When we hear someone assume man’s goodness, or appeal to it in defense of a popular sin, we can know that “good” was generally defined loosely by a bunch of assumptions that are as common as the word itself. But don’t you make those assumptions. Know that the word always necessarily refers to a standard. So to answer the question concerning our goodness, we must first seek the standard to which the word refers. The standard we humans usually appeal to is no standard at all but rather an emotional opinion, our own. “I am a good person. Why you ask? Because I think so, that’s why.” But the Bible presents us with another standard, the very standard as it turns out that God will measure us by, and so therefore the same standard by which we ought to measure ourselves while we can. And that standard is nothing less than perfection.
So if we use God’s standard, it is safe for us to realistically conclude that we, as human beings, are not basically good. So not only does reality match up with this truth, so does history; not to mention the last 2000 years of church doctrine, all of which are good indicators that we are on the right track for living in reality. And Indeed, not only does the Bible proclaim this truth once in some obscure passage, but throughout it drives the point home like a hammer driving a nail. The scriptures insists that man is fallen, that he is not basically good, that he is a law breaker, that he is at war with God and that he is inclined toward evil at all times. Unless we are masters of denial, it is impossible to read the Bible and conclude that man is basically good. We must therefore either reject the Bible, or confess what it says, which is that we not only need a savior, we are in a horribly desperate situation and in dire need of a savior. This truth, as you might guess, is not a popular one–not even among those who claim to love and know God. But that should be expected I suppose. Anyone, after all, even if they’ve done something horrible to their children, can appeal to the sliding scale of their social counterparts and come away content that they’re doing just fine, thank you very much.
So the reality of man’s true condition is an unpopular one, which is probably why the Bible, with all of its talk about love, is still very much hated and despised. Take Hell for instance. The Bible paints awful pictures of this place, and Jesus says Himself that, without an intervention,”good” demands that we are all condemned to go there. Now why would God respond so over-the-top harshly to people who are basically good? He doesn’t. If we think He does, then we don’t understand “good” in such a way that sheds true light on our “bad”.
The truth concerning our condition is a stark one. The standard against which we must begin our judgments of ourselves is a one that only Jesus has ever achieved. And that was what made Him worthy of a sacrifice on the behalf of those who are inherently bad. If I could never get you to understand anything else about the Gospel, I would that you understand this: It is in His righteousness, and in His righteousness alone, that any claim by anyone can be made to goodness. It is folly to compare ourselves to others for a basis of declaring ourselves good. It is worse than folly to appeal to our bearing of God’s image. It is also folly to define good according to a standard that we create for the express purpose of declaring ourselves good. No, the reality is that man is not basically good. To deny this is to deny reality. But to accept it is to open the door to the gospel, the very door that leads to repentance.

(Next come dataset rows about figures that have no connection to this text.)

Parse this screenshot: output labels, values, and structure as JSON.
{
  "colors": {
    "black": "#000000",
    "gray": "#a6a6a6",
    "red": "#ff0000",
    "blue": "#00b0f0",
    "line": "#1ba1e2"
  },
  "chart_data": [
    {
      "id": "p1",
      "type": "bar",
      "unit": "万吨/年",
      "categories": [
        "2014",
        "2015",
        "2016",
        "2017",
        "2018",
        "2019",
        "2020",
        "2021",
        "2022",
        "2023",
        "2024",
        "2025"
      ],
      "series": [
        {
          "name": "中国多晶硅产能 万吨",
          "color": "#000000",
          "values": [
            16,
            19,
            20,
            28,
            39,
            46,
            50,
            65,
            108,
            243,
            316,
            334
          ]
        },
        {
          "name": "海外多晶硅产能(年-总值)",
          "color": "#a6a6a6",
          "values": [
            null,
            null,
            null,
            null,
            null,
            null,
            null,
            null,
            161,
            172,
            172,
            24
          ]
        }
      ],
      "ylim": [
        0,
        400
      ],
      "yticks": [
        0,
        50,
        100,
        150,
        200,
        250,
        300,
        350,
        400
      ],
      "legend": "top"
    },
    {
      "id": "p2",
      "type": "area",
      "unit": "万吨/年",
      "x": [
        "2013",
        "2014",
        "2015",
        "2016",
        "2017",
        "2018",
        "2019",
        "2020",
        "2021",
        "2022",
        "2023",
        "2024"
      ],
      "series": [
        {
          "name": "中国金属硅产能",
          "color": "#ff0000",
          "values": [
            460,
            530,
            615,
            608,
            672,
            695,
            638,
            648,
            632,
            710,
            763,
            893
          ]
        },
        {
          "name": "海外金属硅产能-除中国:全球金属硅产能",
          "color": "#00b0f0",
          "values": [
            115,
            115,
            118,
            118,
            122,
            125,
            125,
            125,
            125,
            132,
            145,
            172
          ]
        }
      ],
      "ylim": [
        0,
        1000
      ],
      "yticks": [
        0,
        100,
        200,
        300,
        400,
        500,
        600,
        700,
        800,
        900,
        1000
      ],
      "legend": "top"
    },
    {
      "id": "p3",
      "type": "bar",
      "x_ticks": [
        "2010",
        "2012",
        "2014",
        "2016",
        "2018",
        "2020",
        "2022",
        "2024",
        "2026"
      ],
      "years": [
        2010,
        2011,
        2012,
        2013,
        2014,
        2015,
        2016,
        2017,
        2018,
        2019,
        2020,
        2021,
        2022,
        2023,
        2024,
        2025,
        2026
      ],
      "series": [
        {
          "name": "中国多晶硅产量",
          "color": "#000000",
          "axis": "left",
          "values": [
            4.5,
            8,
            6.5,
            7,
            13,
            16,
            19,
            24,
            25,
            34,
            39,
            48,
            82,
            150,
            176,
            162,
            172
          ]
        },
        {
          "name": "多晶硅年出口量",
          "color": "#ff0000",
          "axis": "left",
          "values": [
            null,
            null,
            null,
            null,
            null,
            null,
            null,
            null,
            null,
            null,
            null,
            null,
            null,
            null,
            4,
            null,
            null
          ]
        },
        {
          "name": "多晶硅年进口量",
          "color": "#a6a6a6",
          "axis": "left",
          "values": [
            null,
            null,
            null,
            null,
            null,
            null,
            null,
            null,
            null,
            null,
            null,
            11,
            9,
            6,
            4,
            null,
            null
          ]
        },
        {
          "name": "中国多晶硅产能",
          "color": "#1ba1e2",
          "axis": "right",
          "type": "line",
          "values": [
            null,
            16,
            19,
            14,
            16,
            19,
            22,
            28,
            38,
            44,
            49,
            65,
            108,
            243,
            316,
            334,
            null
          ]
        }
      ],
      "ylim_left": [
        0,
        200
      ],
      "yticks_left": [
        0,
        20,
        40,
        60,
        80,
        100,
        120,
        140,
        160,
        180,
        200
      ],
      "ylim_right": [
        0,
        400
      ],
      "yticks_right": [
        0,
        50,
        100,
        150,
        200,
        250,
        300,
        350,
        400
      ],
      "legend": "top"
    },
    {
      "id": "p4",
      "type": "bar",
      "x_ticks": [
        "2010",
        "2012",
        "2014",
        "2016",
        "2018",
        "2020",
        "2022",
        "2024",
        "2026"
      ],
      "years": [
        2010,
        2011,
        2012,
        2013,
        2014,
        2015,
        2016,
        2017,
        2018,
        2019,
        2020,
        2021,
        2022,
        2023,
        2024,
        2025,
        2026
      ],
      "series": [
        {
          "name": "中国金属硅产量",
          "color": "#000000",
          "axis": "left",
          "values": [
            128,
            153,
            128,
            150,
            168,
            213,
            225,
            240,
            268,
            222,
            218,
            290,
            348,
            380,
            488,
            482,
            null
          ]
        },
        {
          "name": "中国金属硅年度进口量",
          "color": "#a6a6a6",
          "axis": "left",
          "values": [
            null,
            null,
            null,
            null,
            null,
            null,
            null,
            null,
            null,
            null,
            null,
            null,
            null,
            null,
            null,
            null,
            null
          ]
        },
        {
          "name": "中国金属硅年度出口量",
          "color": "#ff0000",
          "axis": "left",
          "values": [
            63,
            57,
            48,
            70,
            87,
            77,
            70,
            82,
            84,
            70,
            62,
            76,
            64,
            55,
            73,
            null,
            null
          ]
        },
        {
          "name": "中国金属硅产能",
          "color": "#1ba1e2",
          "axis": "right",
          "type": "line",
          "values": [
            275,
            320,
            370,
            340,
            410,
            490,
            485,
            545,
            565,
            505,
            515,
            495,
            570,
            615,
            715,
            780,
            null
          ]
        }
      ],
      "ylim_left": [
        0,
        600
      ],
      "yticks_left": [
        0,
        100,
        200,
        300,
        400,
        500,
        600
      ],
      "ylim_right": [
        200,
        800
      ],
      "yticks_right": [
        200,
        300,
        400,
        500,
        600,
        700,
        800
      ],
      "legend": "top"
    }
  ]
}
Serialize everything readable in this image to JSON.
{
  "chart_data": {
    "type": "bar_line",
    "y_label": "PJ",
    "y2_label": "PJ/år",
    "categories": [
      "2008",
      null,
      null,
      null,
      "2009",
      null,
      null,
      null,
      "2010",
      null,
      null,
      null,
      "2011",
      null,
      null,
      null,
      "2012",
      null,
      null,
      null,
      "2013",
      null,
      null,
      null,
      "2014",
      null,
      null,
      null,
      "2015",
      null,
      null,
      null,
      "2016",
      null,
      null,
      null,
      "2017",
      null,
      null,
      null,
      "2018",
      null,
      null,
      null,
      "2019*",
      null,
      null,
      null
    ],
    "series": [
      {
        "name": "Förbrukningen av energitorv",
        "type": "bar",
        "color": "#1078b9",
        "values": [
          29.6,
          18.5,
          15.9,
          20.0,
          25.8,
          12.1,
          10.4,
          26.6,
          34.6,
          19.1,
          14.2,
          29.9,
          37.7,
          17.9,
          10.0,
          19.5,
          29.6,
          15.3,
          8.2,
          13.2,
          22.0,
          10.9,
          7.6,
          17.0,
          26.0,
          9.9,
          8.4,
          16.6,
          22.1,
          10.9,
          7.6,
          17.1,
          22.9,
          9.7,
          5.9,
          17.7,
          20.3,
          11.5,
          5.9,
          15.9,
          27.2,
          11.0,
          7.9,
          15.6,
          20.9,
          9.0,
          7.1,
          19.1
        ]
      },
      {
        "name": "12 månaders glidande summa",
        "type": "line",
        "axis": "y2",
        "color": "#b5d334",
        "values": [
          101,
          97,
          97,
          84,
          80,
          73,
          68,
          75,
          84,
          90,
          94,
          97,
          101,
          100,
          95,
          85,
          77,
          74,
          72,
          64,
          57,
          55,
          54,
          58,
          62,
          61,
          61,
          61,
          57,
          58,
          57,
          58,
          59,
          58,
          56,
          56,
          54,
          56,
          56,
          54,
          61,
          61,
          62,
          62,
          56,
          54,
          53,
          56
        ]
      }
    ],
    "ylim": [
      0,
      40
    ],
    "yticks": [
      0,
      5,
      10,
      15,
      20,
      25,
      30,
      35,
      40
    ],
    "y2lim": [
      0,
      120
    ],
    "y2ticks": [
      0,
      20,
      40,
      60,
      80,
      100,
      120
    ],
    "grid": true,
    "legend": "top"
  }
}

We truly are in a bad way, but it is in the depths of our despair that we are finally able to, not only hear the good news, but to embrace it with great praise and thanksgiving.
I pray that you would never lose sight of these few of the many realities that you must accept and which you cannot change, that you would grow in righteousness, and be saved, and renew your mind. These are starting points; a place to begin. You need to know that you are living in a society that every day ventures further from reality, so it is of the utmost importance that, as you go out into this evil world, you not only have a place to stand, but that you are able to stand, and after you have done all, to stand.